Today, the worst day of my illness so far, I went to see an ENT. I was super-excited, because I was sure he would tell me exactly what was wrong and how to fix it, that I'd be totally well by tomorrow, and I'd never have to go through this again.

Well, that was a fantasy.

After explaining my symptoms (in my raw, barely-there voice), I had take some tests. I am a test-taking nerd, y'all, but I did not enjoy these ones.

First, the doctor checked my tonsils and said they weren't infected. I totally knew that already.

Second, he looked in my ears and nose with that pointy light. "Hmmm," he mused, with that inflection that automatically makes me start thinking up epitaphs for my tombstone.

Third, he opened up a drawer and pulled out some medieval torture device. He must have seen the look of fear on my face, because he chuckled and said, "It's not as bad as it looks," which is doctor-speak for, "This is going to be very painful." Well, he stuck that thing up my nose and took a look at my brain (I'm guessing).

I have to take a break here to inform the audience that I do not stick things up my nose. I never have. When I was a kid, my mother always picked my nose for me. I am now realizing that sounds more like I was spoiled than that I have always been fastidious. Anyway, I hate it when doctors put things up my nose. It makes my OCD go berserk.

Fourth, he said, "I want to take a closer look at your throat." And then he sprayed some crap in my nose (I do not even like nasal spray in my nose, by the way), and it ran down my throat and made me gag. "It tastes gross, doesn't it?" he laughed, and I smiled weakly.

While we were waiting for the nose-number to take effect, we went into another room so he could look further into my ears. He sucked some crap out with a tube, and then he dug around in there for awhile to get all the wax out. It hurt a lot.

Back we went into the exam room, and he turned out the light and said, "This looks much worse than it is," and I did not believe him. He held up something that looked like a rifle and had a small bendable scope attached to it. "Good lord," I whispered. He said, "I'm going to use this to look at your throat," so I opened my mouth obligingly. "No," he said, "this goes in your nose." I gulped.

He pushed the scope through my nostril, in what I will henceforth refer to as The Great Nose-Raping of 2007, and "hmmmed" and "ohhhed" for what I thought was much too long. He took a couple of pictures and then extracted the scope. I mean, I assume that's what happened, since I passed out a little during the whole thing.

So evidently my vocal cords are swollen, but he said that's probably from the coughing. I said, "What about my ears?" and he said, "You might have Meniere's Disease."
"Cripes!" I yelped. "What's that?" He explained it while I was deciding between cremation and burial, until he said, "Treatment is usually a low-salt, low-caffeine diet." So I probably won't die of that.

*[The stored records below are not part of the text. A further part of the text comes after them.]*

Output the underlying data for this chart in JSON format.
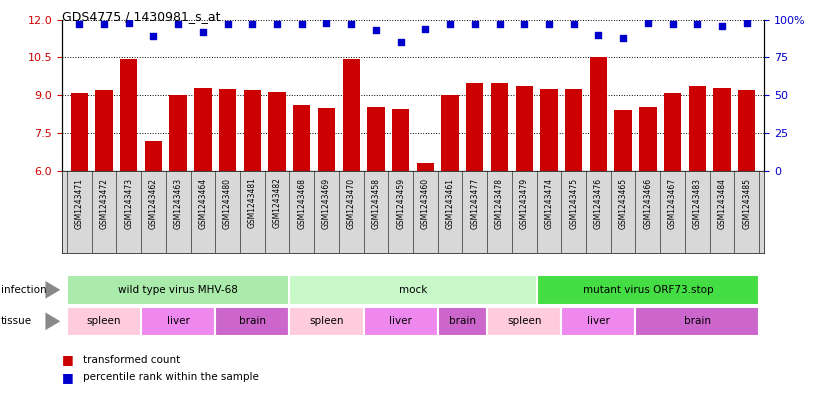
{
  "title": "GDS4775 / 1430981_s_at",
  "samples": [
    "GSM1243471",
    "GSM1243472",
    "GSM1243473",
    "GSM1243462",
    "GSM1243463",
    "GSM1243464",
    "GSM1243480",
    "GSM1243481",
    "GSM1243482",
    "GSM1243468",
    "GSM1243469",
    "GSM1243470",
    "GSM1243458",
    "GSM1243459",
    "GSM1243460",
    "GSM1243461",
    "GSM1243477",
    "GSM1243478",
    "GSM1243479",
    "GSM1243474",
    "GSM1243475",
    "GSM1243476",
    "GSM1243465",
    "GSM1243466",
    "GSM1243467",
    "GSM1243483",
    "GSM1243484",
    "GSM1243485"
  ],
  "bar_values": [
    9.1,
    9.2,
    10.45,
    7.2,
    9.0,
    9.3,
    9.25,
    9.2,
    9.15,
    8.6,
    8.5,
    10.45,
    8.55,
    8.45,
    6.3,
    9.0,
    9.5,
    9.5,
    9.35,
    9.25,
    9.25,
    10.5,
    8.4,
    8.55,
    9.1,
    9.35,
    9.3,
    9.2
  ],
  "percentile_values": [
    97,
    97,
    98,
    89,
    97,
    92,
    97,
    97,
    97,
    97,
    98,
    97,
    93,
    85,
    94,
    97,
    97,
    97,
    97,
    97,
    97,
    90,
    88,
    98,
    97,
    97,
    96,
    98
  ],
  "bar_color": "#cc0000",
  "dot_color": "#0000cc",
  "ylim_left": [
    6,
    12
  ],
  "ylim_right": [
    0,
    100
  ],
  "yticks_left": [
    6,
    7.5,
    9,
    10.5,
    12
  ],
  "yticks_right": [
    0,
    25,
    50,
    75,
    100
  ],
  "infection_groups": [
    {
      "label": "wild type virus MHV-68",
      "start": 0,
      "end": 9,
      "color": "#aaeaaa"
    },
    {
      "label": "mock",
      "start": 9,
      "end": 19,
      "color": "#c8f8c8"
    },
    {
      "label": "mutant virus ORF73.stop",
      "start": 19,
      "end": 28,
      "color": "#44dd44"
    }
  ],
  "tissue_groups": [
    {
      "label": "spleen",
      "start": 0,
      "end": 3,
      "color": "#ffccdd"
    },
    {
      "label": "liver",
      "start": 3,
      "end": 6,
      "color": "#ee88ee"
    },
    {
      "label": "brain",
      "start": 6,
      "end": 9,
      "color": "#cc66cc"
    },
    {
      "label": "spleen",
      "start": 9,
      "end": 12,
      "color": "#ffccdd"
    },
    {
      "label": "liver",
      "start": 12,
      "end": 15,
      "color": "#ee88ee"
    },
    {
      "label": "brain",
      "start": 15,
      "end": 17,
      "color": "#cc66cc"
    },
    {
      "label": "spleen",
      "start": 17,
      "end": 20,
      "color": "#ffccdd"
    },
    {
      "label": "liver",
      "start": 20,
      "end": 23,
      "color": "#ee88ee"
    },
    {
      "label": "brain",
      "start": 23,
      "end": 28,
      "color": "#cc66cc"
    }
  ],
  "legend_items": [
    {
      "label": "transformed count",
      "color": "#cc0000"
    },
    {
      "label": "percentile rank within the sample",
      "color": "#0000cc"
    }
  ],
  "background_color": "#ffffff",
  "tick_label_color_left": "#cc0000",
  "tick_label_color_right": "#0000cc",
  "xticklabel_bg": "#d8d8d8"
}
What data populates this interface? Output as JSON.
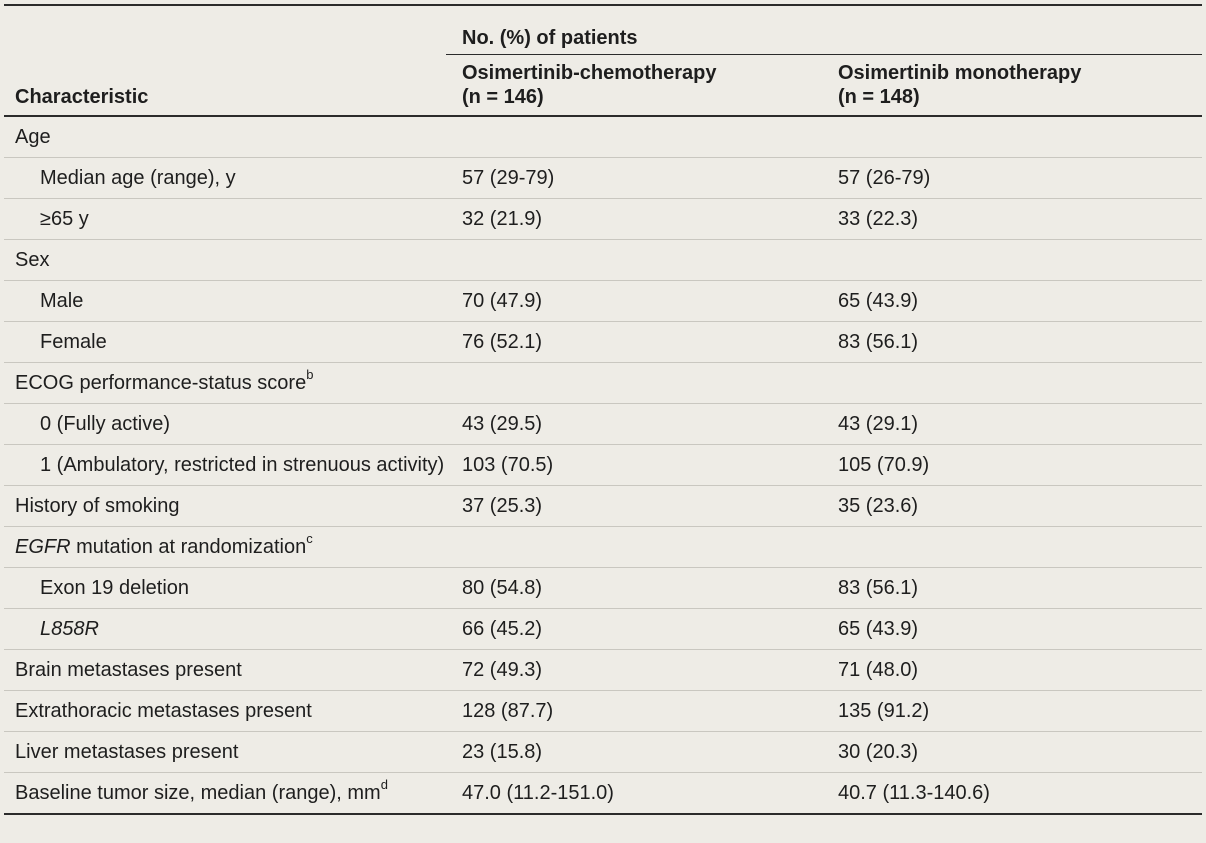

Then I had to do a hearing test. So I sat in a little room and pushed a buzzer when I heard sounds. I personally thought it was a waste of time, because I don't have a hearing problem; in fact, I have the opposite of a hearing problem. I have supernatural hearing, even: I can hear a fourteen-year-old sneak a Skittle from down the hall.

So I don't have Meniere's Disease, but I do have to go back for more testing to see what's causing my dizzy spells. The doctor had no definitive diagnosis for my throat problem, and he recommended that I take Mucinex and Prilosec to see if they help. I haven't tried the Prilosec, but the Mucinex hasn't helped so far. He seemed far more interested in my dizziness than in my throat, which frustrates me. I can deal with dizziness: it's intermittent, and I can sit down when necessary. But I HAVE to be able to talk, as it's kind of a requirement for my job.

Basically, I could have stayed home today and come up with the same diagnosis. And that is why I'm mad at doctors.